A new report examines the value of a managed account program, based on its impact on portfolio allocations, savings levels, and the investment management and advice fees paid by the participant.

According to the Vanguard research report, by using managed account advice, 60% of participants increase their projected 10-year retirement wealth by an average of 30%, net of investment and advice fees. The researchers attributed that increase to two factors: higher expected returns because of increased equity exposure and, among a subset of participants, increased savings rates.

The research also noted that 30% of participants earn value from managed accounts through a reduction in portfolio risk, and 40% participants made an active savings decision at the time they adopted managed account advice. One-third of participants chose to increase their savings rate by an average of three percentage points, though 7% of participants reduced their contribution rate when choosing an advice service.

Additionally, for participants with concentrated single-stock positions of 20% or more of their account balance, company stock risk was substantially reduced by using a managed account service. The average allocation to company stock fell from 46% to 4% as a result of managed account advice.

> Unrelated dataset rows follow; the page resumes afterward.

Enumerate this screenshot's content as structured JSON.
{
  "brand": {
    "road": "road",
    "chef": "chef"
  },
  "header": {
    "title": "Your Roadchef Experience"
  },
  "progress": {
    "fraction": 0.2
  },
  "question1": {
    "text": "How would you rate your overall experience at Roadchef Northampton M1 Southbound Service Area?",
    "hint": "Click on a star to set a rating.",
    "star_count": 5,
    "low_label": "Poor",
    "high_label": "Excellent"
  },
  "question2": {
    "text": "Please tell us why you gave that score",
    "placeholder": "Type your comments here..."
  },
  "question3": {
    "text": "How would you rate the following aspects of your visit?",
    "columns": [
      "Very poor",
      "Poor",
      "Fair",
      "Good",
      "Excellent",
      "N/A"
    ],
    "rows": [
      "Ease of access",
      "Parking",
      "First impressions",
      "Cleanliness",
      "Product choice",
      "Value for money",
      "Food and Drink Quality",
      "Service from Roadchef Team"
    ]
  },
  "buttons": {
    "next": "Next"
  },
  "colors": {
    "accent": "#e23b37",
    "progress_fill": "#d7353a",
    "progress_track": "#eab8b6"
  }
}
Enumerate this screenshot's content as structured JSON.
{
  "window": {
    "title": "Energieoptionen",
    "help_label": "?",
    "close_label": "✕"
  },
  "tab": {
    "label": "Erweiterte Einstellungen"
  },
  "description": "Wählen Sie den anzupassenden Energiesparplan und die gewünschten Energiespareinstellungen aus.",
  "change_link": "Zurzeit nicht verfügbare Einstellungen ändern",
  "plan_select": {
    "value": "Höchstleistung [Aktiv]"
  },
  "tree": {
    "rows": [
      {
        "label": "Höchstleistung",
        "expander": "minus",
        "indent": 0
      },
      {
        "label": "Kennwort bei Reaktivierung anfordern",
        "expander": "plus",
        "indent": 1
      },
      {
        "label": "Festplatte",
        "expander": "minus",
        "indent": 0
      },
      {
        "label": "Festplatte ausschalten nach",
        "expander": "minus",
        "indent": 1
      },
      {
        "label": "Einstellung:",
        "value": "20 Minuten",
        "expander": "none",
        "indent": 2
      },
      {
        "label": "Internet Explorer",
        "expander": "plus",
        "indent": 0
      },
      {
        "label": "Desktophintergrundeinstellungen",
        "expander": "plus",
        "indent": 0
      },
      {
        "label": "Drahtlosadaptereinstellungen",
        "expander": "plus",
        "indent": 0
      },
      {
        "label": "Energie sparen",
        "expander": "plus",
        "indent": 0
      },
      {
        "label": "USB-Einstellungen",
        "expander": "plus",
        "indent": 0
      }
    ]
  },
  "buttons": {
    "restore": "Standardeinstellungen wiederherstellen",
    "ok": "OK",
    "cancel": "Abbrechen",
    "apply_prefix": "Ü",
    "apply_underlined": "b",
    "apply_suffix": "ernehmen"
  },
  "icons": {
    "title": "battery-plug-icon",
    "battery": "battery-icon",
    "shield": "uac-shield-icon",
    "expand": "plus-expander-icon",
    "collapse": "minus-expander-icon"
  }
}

Half of participants saw an increase in equity exposure, while 40% experienced a decrease. Moreover, a 59% of participants saw their expected rate of return rise, and 31% saw expected returns fall as portfolio risk was reduced to an age-appropriate level.

Some participants saw the average cost of their fund holdings rise as the advisor added some active strategies to portfolios. But 60% saw a reduction in average fund fees as the advisor shifts participants to lower-fee, better-performing options, particularly index funds and lower-cost active funds.

While all participants incurred a separate fee for advice, in some cases, the fee for advice was offset by the reduction in expense ratios due to portfolio reallocation. On average, expense ratios were reduced by 0.06% for all participants. This reduction, attributed to portfolio reallocation to lower-priced funds, offset approximately 16% of the fee for advice. As a result of the managed account advice, more participants deferred more than 9% of salary to their DC accounts, international equity diversification improved (at the expense of cash and employer stock), expected returns improved, and fund expenses fell.

Of course, as advisors know, the value of advice needs to be weighed against the potential cost of a managed account service. One cost component is the fee for the advice program itself, another component is the change in the costs of the underlying investments held by the participant as a result of the advisory process. The report acknowledges that those costs can be higher or lower depending on the advisor’s recommendations.